Personal information
- Date of birth: 17 March 1983 (age 42)
- Place of birth: Asti, Italy
- Height: 1.78 m (5 ft 10 in)
- Position: Midfielder

Youth career
- 2000–2002: Juventus

Senior career*
- Years: Team / Apps / (Gls)
- 2000–2003: Juventus / 1 / (0)
- 2003–2005: Chievo / 0 / (0)
- 2004–2005: → Crotone (loan) / 54 / (5)
- 2005–2006: Siena / 28 / (0)
- 2006–2007: Juventus / 28 / (1)
- 2007–2012: Genoa / 20 / (0)
- 2009–2010: → Bari (loan) / 0 / (0)
- 2010: → Piacenza (loan) / 4 / (0)
- 2010–2012: → Vicenza (loan) / 47 / (4)
- 2013–2014: SPAL / 12 / (0)
- 2014–2015: Mantova / 29 / (2)
- 2015–2016: Crotone / 13 / (0)
- Total:  / 236 / (12)

International career
- 2003: Italy U-20 / 6 / (1)

= Matteo Paro =

Italian footballer

Matteo Paro (born 17 March 1983) is an Italian football coach and former player who played as a midfielder.

==Playing career==

===Juventus===
Paro made his Serie A debut on 17 May 2003, in a 2–1 loss to Reggina.

===Chievo===
In the summer of 2003, Juventus sold half of Paro's contract to Chievo in July for €450,000 total fee along with Sculli and Gastaldello as part of the deal that sent defender Nicola Legrottaglie the other way. Paro himself was valued for €50,000 only (50% rights).

===Siena===
In 2005, Juventus bought back all three for €1.05 million (€350,000 each). But Paro and Gastaldello were sold to Siena in another joint-ownership deal for €450,000 each.

===Return to Juventus===
In 2006, Juventus was relegated to Serie B and bought back Paro's 50% rights from Siena for an undisclosed fee. He also holds the distinction of scoring Juventus' first ever Serie B goal during a 1–1 away draw with Rimini on 9 September 2006.

===Genoa===
In the summer of 2007, he was sold to Genoa in a joint-ownership deal for €1.5 million, reuniting with Sculli.
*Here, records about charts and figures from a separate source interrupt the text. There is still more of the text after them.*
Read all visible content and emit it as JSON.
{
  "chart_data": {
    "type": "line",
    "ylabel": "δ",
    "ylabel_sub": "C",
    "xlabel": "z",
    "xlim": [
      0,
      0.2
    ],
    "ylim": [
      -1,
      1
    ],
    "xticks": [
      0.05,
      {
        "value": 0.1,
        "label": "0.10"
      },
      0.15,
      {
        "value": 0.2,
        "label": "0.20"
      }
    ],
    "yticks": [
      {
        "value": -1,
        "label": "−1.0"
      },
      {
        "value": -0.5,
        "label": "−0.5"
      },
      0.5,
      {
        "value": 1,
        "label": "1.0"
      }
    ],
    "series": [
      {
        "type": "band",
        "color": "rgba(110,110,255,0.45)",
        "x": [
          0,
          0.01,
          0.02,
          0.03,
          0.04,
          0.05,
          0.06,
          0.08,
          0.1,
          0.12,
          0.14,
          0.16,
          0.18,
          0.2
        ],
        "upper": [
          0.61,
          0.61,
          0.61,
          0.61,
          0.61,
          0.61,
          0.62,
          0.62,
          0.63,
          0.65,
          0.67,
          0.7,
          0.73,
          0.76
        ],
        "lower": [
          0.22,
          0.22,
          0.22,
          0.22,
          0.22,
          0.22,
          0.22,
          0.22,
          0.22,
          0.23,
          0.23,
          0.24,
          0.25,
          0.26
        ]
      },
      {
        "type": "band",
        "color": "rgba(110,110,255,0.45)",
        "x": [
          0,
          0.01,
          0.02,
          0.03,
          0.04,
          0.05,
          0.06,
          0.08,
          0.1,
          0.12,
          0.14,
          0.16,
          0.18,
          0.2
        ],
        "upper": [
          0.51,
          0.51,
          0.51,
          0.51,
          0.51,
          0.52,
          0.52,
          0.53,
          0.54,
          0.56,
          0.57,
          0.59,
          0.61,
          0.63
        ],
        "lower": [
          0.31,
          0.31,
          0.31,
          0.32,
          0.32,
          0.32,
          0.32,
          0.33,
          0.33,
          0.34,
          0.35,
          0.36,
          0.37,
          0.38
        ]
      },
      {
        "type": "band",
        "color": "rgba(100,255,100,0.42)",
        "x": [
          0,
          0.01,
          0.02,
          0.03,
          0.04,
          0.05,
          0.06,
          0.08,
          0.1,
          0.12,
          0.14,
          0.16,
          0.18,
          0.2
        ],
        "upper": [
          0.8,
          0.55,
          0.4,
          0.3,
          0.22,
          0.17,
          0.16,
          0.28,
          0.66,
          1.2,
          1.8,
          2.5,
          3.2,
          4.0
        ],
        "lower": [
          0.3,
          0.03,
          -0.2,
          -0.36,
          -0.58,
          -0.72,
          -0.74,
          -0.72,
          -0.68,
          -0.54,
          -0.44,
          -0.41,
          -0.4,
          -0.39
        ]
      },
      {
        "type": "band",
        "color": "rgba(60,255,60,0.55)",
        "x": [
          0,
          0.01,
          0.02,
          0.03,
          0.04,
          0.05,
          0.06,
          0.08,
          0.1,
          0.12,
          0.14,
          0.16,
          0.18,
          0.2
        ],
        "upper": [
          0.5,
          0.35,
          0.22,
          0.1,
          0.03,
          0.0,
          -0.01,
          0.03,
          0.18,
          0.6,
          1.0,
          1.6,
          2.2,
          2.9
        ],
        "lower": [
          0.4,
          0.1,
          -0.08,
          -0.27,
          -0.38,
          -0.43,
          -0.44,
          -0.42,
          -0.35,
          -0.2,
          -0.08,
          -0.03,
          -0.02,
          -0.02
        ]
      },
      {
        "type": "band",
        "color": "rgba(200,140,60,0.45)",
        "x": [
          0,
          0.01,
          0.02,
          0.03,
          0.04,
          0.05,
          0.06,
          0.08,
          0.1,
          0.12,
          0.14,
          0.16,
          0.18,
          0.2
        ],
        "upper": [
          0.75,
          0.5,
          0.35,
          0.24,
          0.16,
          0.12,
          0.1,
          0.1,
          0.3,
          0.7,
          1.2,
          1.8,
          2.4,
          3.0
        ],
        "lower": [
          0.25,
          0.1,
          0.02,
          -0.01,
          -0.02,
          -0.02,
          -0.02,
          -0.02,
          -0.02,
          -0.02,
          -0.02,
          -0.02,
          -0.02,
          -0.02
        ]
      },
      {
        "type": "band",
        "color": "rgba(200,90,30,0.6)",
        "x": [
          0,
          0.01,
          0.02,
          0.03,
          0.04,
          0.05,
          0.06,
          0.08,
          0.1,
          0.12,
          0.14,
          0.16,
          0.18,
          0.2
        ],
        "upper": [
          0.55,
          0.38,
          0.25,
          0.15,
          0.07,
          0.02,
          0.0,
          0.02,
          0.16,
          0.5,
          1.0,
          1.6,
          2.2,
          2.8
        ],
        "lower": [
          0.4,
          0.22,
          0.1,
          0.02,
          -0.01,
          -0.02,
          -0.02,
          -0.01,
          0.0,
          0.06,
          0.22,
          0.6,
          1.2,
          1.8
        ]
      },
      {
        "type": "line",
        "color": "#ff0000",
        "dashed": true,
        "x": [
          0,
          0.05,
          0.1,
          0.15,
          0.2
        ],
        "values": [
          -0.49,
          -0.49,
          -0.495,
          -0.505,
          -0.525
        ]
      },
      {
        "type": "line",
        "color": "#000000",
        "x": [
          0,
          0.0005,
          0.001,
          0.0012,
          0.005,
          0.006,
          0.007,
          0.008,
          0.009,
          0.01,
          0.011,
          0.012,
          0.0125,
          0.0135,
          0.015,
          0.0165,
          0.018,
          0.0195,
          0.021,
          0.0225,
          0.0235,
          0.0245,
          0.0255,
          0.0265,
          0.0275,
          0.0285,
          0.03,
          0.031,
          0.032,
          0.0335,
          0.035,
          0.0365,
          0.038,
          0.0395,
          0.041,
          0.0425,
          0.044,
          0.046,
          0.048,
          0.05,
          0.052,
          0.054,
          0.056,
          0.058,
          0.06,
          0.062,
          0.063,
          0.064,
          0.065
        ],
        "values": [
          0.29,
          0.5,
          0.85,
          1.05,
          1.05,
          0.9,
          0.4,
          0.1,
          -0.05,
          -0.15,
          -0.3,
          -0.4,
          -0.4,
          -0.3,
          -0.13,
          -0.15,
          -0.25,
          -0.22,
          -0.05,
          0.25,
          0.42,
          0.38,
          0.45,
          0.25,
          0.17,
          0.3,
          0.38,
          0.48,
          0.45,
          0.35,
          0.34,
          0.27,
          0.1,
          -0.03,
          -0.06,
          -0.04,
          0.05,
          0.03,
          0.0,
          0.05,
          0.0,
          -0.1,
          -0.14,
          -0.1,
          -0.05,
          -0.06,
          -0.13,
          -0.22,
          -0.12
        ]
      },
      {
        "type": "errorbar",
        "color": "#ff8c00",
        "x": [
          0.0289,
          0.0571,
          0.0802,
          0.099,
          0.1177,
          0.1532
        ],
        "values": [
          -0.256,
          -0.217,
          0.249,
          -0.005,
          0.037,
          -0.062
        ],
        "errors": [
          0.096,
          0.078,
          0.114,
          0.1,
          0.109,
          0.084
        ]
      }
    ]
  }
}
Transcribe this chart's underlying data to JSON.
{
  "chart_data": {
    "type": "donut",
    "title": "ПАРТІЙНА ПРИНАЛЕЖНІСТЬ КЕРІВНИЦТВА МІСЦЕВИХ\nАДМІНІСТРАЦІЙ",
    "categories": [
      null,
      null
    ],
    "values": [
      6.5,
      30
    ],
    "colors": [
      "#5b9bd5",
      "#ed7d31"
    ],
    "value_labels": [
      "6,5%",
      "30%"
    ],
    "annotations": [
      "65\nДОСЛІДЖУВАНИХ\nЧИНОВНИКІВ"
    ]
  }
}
Juventus received another €2 million for the player in June 2008.

In July 2009, Paro joined newly promoted side Bari on loan. The club also signed Riccardo Meggiorini, Leonardo Bonucci, Andrea Ranocchia (loan) and Giuseppe Greco (loan) from Genoa. On 29 January 2010, Bari loaned the midfielder to Piacenza.

===Vicenza ===
In the summer of 2010, he left on loan for Vicenza. In the summer of 2011, Danilo Russo returned to Genoa, and Paro joined Vicenza in another temporary deal.

==Coaching career==
After spending his two final seasons as a player at Mantova and Crotone, both times under head coach Ivan Jurić, Paro retired in order to join the Croatian's staff in 2017 at Genoa, initially as a match analyst. In 2019, he became Jurić's assistant coach at Hellas Verona, then following him in all of his successive coaching jobs at Torino, Roma and Southampton.